Lou, I still use some of the practical knowledge I learned from that book. I used it tonight. I've been debating whether or not to take the girls back east for Thanksgiving (something we've done for 4 years now). For some odd reason, I'm having misgivings about doing that--even though I'd love to see my parents and friends, I just feel that I want to stay home.

I put in a call to Mr. W. last night and asked him if his dad was still planning on heading down from Bozeman to spend Thankgiving with him. He answered my question a little while ago, letting me know that he needs to call his dad to see if that's still the plan. He asked me why, so I told him that I was rethinking travel plans to DC (he had given me his blessing back in August when we discussed this, so he was a bit surprised). I got a little quiet and said, "It's been 4 years since you've seen the girls on Thanksgiving Day, and I'm feeling something tug at my heart about that." I could feel the heaviness in the air and he said quietly, "Wow. It's been that long?" It wasn't really a question but a very sad commentary. I said, "Yes. And I'm thinking that I'd like to give you and your Dad a chance to have them if I can." I don't think he knew what to think or say, Lou. He responded, "If that's what you decide to do, I'll cook and have you and the girls come over to join us, okay?" I told him, "Or I can cook too and have you guys over."

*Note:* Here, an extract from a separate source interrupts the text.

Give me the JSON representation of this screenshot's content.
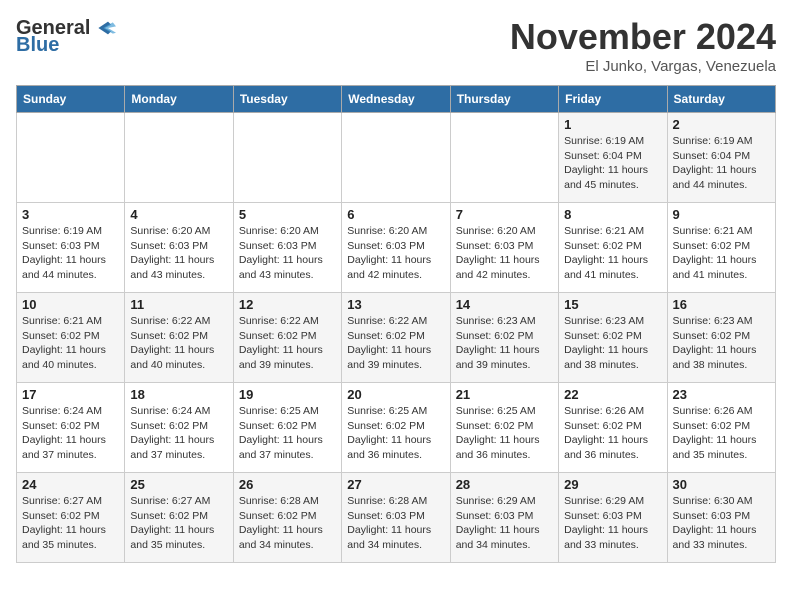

He just told me he'd let me know as soon as he talked to his dad. I'm seriously thinking of wrestling some control here... I'd like to cook, if only for one reason. I'd like the chance to do something for his dad... something his Mom accused me of not doing for her son/our family when we were still married. It seemed to really bug them that he did most of the cooking, and I'd like the chance to change a very old perception. I'll let you know how that pans out.

When we hung up, he seemed almost reluctant to say goodbye. We have our standard closing--something we've shared since the time we dated. We close all our convos with, "Ciao for now." and then we say bye. His "bye" was kind of emotional and squeaky. I'm feeling a little sad about pointing out the obvious to him. I know that he's been contemplating and reviewing lately, and this truth must hurt a whole lot. My D12 told me earlier this week that he's told her that he honestly regrets the damage he caused by his choices. I know he means it.

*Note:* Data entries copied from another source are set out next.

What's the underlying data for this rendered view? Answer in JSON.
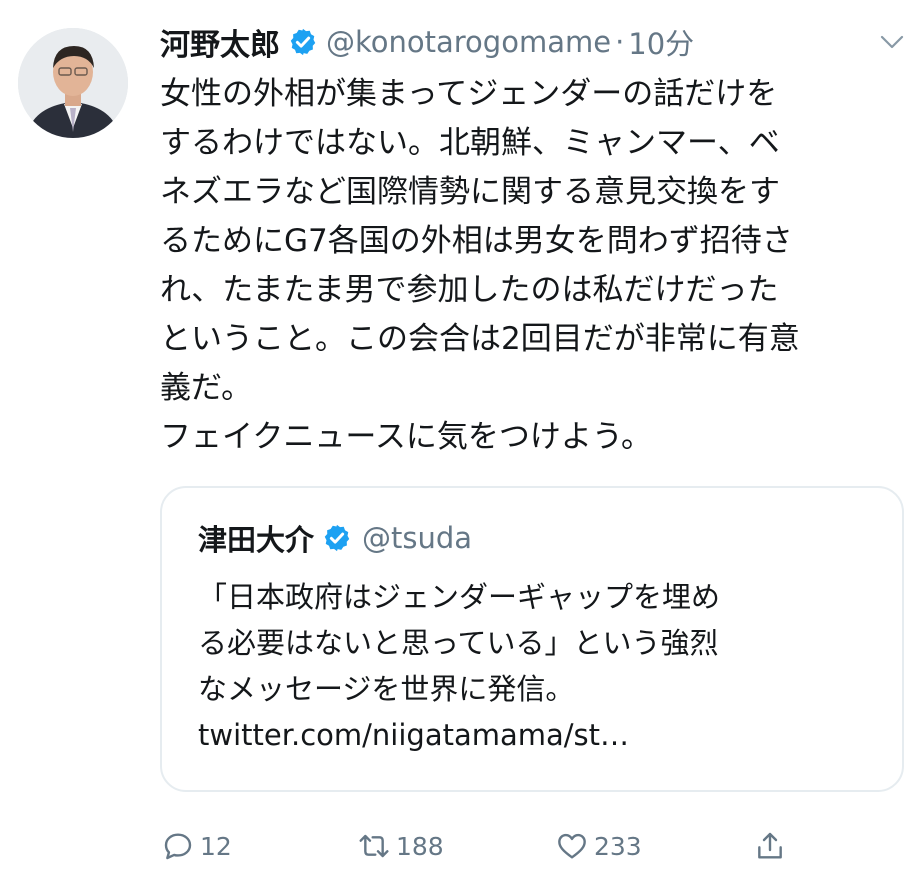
{
  "tweet": {
    "author_name": "河野太郎",
    "handle": "@konotarogomame",
    "separator": "·",
    "time": "10分",
    "text_lines": [
      "女性の外相が集まってジェンダーの話だけを",
      "するわけではない。北朝鮮、ミャンマー、ベ",
      "ネズエラなど国際情勢に関する意見交換をす",
      "るためにG7各国の外相は男女を問わず招待さ",
      "れ、たまたま男で参加したのは私だけだった",
      "ということ。この会合は2回目だが非常に有意",
      "義だ。",
      "フェイクニュースに気をつけよう。"
    ]
  },
  "quote": {
    "author_name": "津田大介",
    "handle": "@tsuda",
    "text_lines": [
      "「日本政府はジェンダーギャップを埋め",
      "る必要はないと思っている」という強烈",
      "なメッセージを世界に発信。",
      "twitter.com/niigatamama/st…"
    ]
  },
  "actions": {
    "reply_count": "12",
    "retweet_count": "188",
    "like_count": "233"
  },
  "colors": {
    "verified_blue": "#1da1f2",
    "secondary_text": "#657786",
    "border": "#e6ecf0"
  },
  "icons": [
    "verified-badge-icon",
    "chevron-down-icon",
    "reply-icon",
    "retweet-icon",
    "like-icon",
    "share-icon"
  ]
}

Be well too, Lou. You are a very dear man, and I've become most fond of you. Now, I must find my D9, who is stomping around the house in roller blades. She's scaring the dog witless.

Take care,

Betsey

p.s. Lou, I don't blame you for wanting a spouse who doesn't criticize you 75% of the time. I wouldn't either. And I got that from Laura too. I have learned to keep my mouth shut in that department. Except at work.

Last edited by Underdog; 10/20/06 02:15 AM.

"There are only 2 ways to live your life. One is as though nothing is a miracle. The other is as though everything is a miracle."